6. Creating a Comprehensive Dashboard
6.1 Combine All Analysis into One View
Create a comprehensive dashboard that displays all insights:
# Create a summary report
summary = {
'total_queries': len(df),
'after_hours_queries': df['after_hours'].sum(),
'after_hours_percentage': (df['after_hours'].sum() / len(df)) * 100,
'average_hourly_queries': df.groupby('hour').size().mean(),
'top_city': df['city'].value_counts().index[0],
'top_query_type': df['query_type'].value_counts().index[0]
}
print("Health Query Analysis Summary:")
for key, value in summary.items():
print(f"{key}: {value}")
Why: A comprehensive summary provides a quick overview of key insights that can inform decision-making.
Summary
In this tutorial, you've learned to work with health query data similar to what OpenAI analyzed in their study. You've processed and visualized geographic patterns, analyzed temporal trends, and applied machine learning techniques to predict after-hours healthcare demand.
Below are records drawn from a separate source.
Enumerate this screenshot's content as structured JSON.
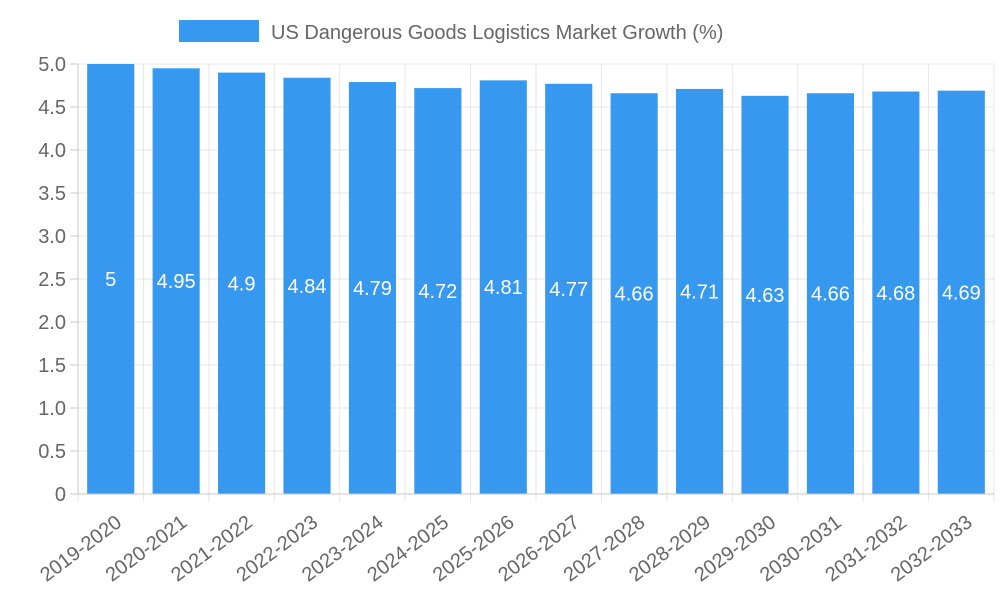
{
  "chart_data": {
    "type": "bar",
    "legend_position": "top",
    "categories": [
      "2019-2020",
      "2020-2021",
      "2021-2022",
      "2022-2023",
      "2023-2024",
      "2024-2025",
      "2025-2026",
      "2026-2027",
      "2027-2028",
      "2028-2029",
      "2029-2030",
      "2030-2031",
      "2031-2032",
      "2032-2033"
    ],
    "series": [
      {
        "name": "US Dangerous Goods Logistics Market Growth (%)",
        "color": "#3699ef",
        "values": [
          5,
          4.95,
          4.9,
          4.84,
          4.79,
          4.72,
          4.81,
          4.77,
          4.66,
          4.71,
          4.63,
          4.66,
          4.68,
          4.69
        ],
        "labels": [
          "5",
          "4.95",
          "4.9",
          "4.84",
          "4.79",
          "4.72",
          "4.81",
          "4.77",
          "4.66",
          "4.71",
          "4.63",
          "4.66",
          "4.68",
          "4.69"
        ]
      }
    ],
    "ylim": [
      0,
      5
    ],
    "yticks": [
      "0",
      "0.5",
      "1.0",
      "1.5",
      "2.0",
      "2.5",
      "3.0",
      "3.5",
      "4.0",
      "4.5",
      "5.0"
    ],
    "grid": true,
    "xlabel": "",
    "ylabel": ""
  }
}
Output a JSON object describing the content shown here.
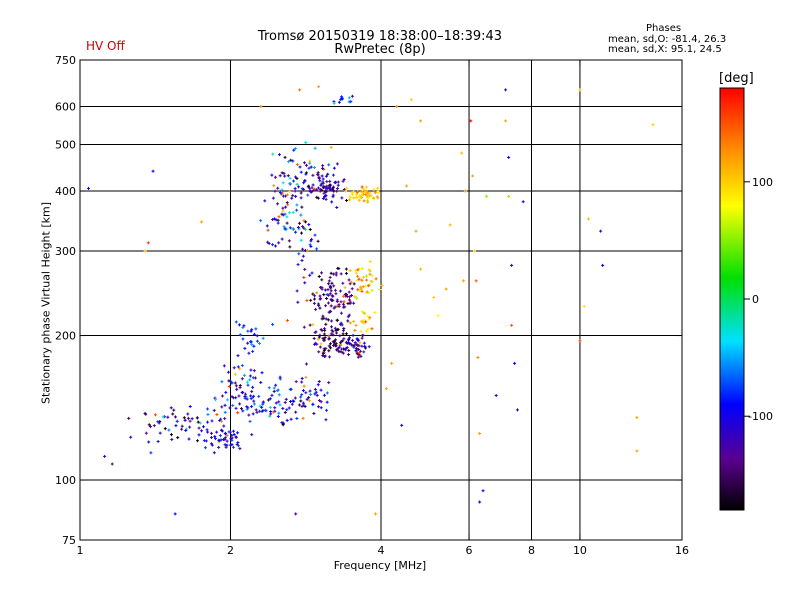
{
  "header": {
    "title_line1": "Tromsø 20150319 18:38:00–18:39:43",
    "title_line2": "RwPretec (8p)",
    "hv_status": "HV Off",
    "hv_color": "#d00000",
    "stats_heading": "Phases",
    "stats_line1": "mean, sd,O: -81.4, 26.3",
    "stats_line2": "mean, sd,X:  95.1, 24.5"
  },
  "chart_data": {
    "type": "scatter",
    "xlabel": "Frequency [MHz]",
    "ylabel": "Stationary phase Virtual Height [km]",
    "x_scale": "log",
    "y_scale": "log",
    "xlim": [
      1,
      16
    ],
    "ylim": [
      75,
      750
    ],
    "x_ticks": [
      1,
      2,
      4,
      6,
      8,
      10,
      16
    ],
    "y_ticks": [
      75,
      100,
      200,
      300,
      400,
      500,
      600,
      750
    ],
    "x_grid": [
      2,
      4,
      6,
      8,
      10
    ],
    "y_grid": [
      100,
      200,
      300,
      400,
      500,
      600
    ],
    "grid": true,
    "colorbar": {
      "label": "[deg]",
      "range": [
        -180,
        180
      ],
      "ticks": [
        -100,
        0,
        100
      ],
      "colormap": "rainbow"
    },
    "clusters": [
      {
        "x": 1.55,
        "y": 130,
        "dx": 0.1,
        "dy": 0.05,
        "n": 60,
        "phase": -115,
        "ps": 40
      },
      {
        "x": 1.95,
        "y": 122,
        "dx": 0.05,
        "dy": 0.03,
        "n": 50,
        "phase": -100,
        "ps": 20
      },
      {
        "x": 2.1,
        "y": 150,
        "dx": 0.06,
        "dy": 0.08,
        "n": 70,
        "phase": -95,
        "ps": 30
      },
      {
        "x": 2.2,
        "y": 195,
        "dx": 0.04,
        "dy": 0.05,
        "n": 25,
        "phase": -95,
        "ps": 25
      },
      {
        "x": 2.5,
        "y": 145,
        "dx": 0.08,
        "dy": 0.06,
        "n": 70,
        "phase": -100,
        "ps": 35
      },
      {
        "x": 2.6,
        "y": 370,
        "dx": 0.05,
        "dy": 0.1,
        "n": 80,
        "phase": -100,
        "ps": 40
      },
      {
        "x": 2.85,
        "y": 300,
        "dx": 0.04,
        "dy": 0.12,
        "n": 30,
        "phase": -110,
        "ps": 40
      },
      {
        "x": 3.05,
        "y": 410,
        "dx": 0.05,
        "dy": 0.04,
        "n": 90,
        "phase": -125,
        "ps": 25
      },
      {
        "x": 3.2,
        "y": 240,
        "dx": 0.05,
        "dy": 0.07,
        "n": 110,
        "phase": -140,
        "ps": 20
      },
      {
        "x": 3.2,
        "y": 195,
        "dx": 0.05,
        "dy": 0.04,
        "n": 90,
        "phase": -145,
        "ps": 20
      },
      {
        "x": 3.6,
        "y": 190,
        "dx": 0.03,
        "dy": 0.03,
        "n": 40,
        "phase": -125,
        "ps": 20
      },
      {
        "x": 3.7,
        "y": 395,
        "dx": 0.04,
        "dy": 0.02,
        "n": 55,
        "phase": 100,
        "ps": 20
      },
      {
        "x": 3.7,
        "y": 260,
        "dx": 0.03,
        "dy": 0.05,
        "n": 40,
        "phase": 100,
        "ps": 25
      },
      {
        "x": 3.7,
        "y": 215,
        "dx": 0.03,
        "dy": 0.03,
        "n": 20,
        "phase": 110,
        "ps": 25
      },
      {
        "x": 2.9,
        "y": 150,
        "dx": 0.06,
        "dy": 0.06,
        "n": 35,
        "phase": -110,
        "ps": 30
      },
      {
        "x": 3.4,
        "y": 620,
        "dx": 0.04,
        "dy": 0.01,
        "n": 12,
        "phase": -80,
        "ps": 30
      },
      {
        "x": 2.8,
        "y": 460,
        "dx": 0.06,
        "dy": 0.07,
        "n": 25,
        "phase": -100,
        "ps": 60
      }
    ],
    "points": [
      [
        1.04,
        405,
        -110
      ],
      [
        1.12,
        112,
        -120
      ],
      [
        1.16,
        108,
        -140
      ],
      [
        1.35,
        300,
        110
      ],
      [
        1.37,
        312,
        160
      ],
      [
        1.4,
        440,
        -90
      ],
      [
        1.55,
        85,
        -90
      ],
      [
        1.75,
        345,
        120
      ],
      [
        2.3,
        600,
        130
      ],
      [
        2.45,
        350,
        -90
      ],
      [
        2.6,
        215,
        150
      ],
      [
        2.7,
        85,
        -120
      ],
      [
        2.75,
        650,
        140
      ],
      [
        3.0,
        660,
        120
      ],
      [
        3.05,
        430,
        -100
      ],
      [
        3.9,
        85,
        120
      ],
      [
        4.1,
        155,
        120
      ],
      [
        4.2,
        175,
        120
      ],
      [
        4.3,
        600,
        130
      ],
      [
        4.4,
        130,
        -100
      ],
      [
        4.5,
        410,
        120
      ],
      [
        4.6,
        620,
        100
      ],
      [
        4.7,
        330,
        120
      ],
      [
        4.8,
        275,
        110
      ],
      [
        4.8,
        560,
        120
      ],
      [
        5.1,
        240,
        100
      ],
      [
        5.2,
        220,
        80
      ],
      [
        5.4,
        250,
        120
      ],
      [
        5.5,
        340,
        110
      ],
      [
        5.8,
        480,
        110
      ],
      [
        5.85,
        260,
        120
      ],
      [
        5.9,
        400,
        130
      ],
      [
        6.05,
        560,
        180
      ],
      [
        6.1,
        430,
        120
      ],
      [
        6.15,
        300,
        100
      ],
      [
        6.2,
        260,
        150
      ],
      [
        6.25,
        180,
        130
      ],
      [
        6.3,
        125,
        120
      ],
      [
        6.3,
        90,
        -100
      ],
      [
        6.4,
        95,
        -100
      ],
      [
        6.5,
        390,
        50
      ],
      [
        6.8,
        150,
        -100
      ],
      [
        7.1,
        650,
        -110
      ],
      [
        7.1,
        560,
        120
      ],
      [
        7.2,
        470,
        -90
      ],
      [
        7.2,
        390,
        110
      ],
      [
        7.3,
        280,
        -110
      ],
      [
        7.3,
        210,
        150
      ],
      [
        7.4,
        175,
        -90
      ],
      [
        7.5,
        140,
        -100
      ],
      [
        7.7,
        380,
        -100
      ],
      [
        10.0,
        650,
        100
      ],
      [
        10.0,
        195,
        150
      ],
      [
        10.2,
        230,
        90
      ],
      [
        10.4,
        350,
        110
      ],
      [
        11.0,
        330,
        -110
      ],
      [
        11.1,
        280,
        -90
      ],
      [
        13.0,
        135,
        120
      ],
      [
        13.0,
        115,
        120
      ],
      [
        14.0,
        550,
        100
      ]
    ]
  }
}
These skills are directly applicable to understanding healthcare access challenges in underserved areas, which is critical for improving public health outcomes. The techniques demonstrated here can be extended to real-world datasets, helping healthcare providers and policymakers make data-driven decisions about resource allocation and service delivery in areas with limited healthcare access.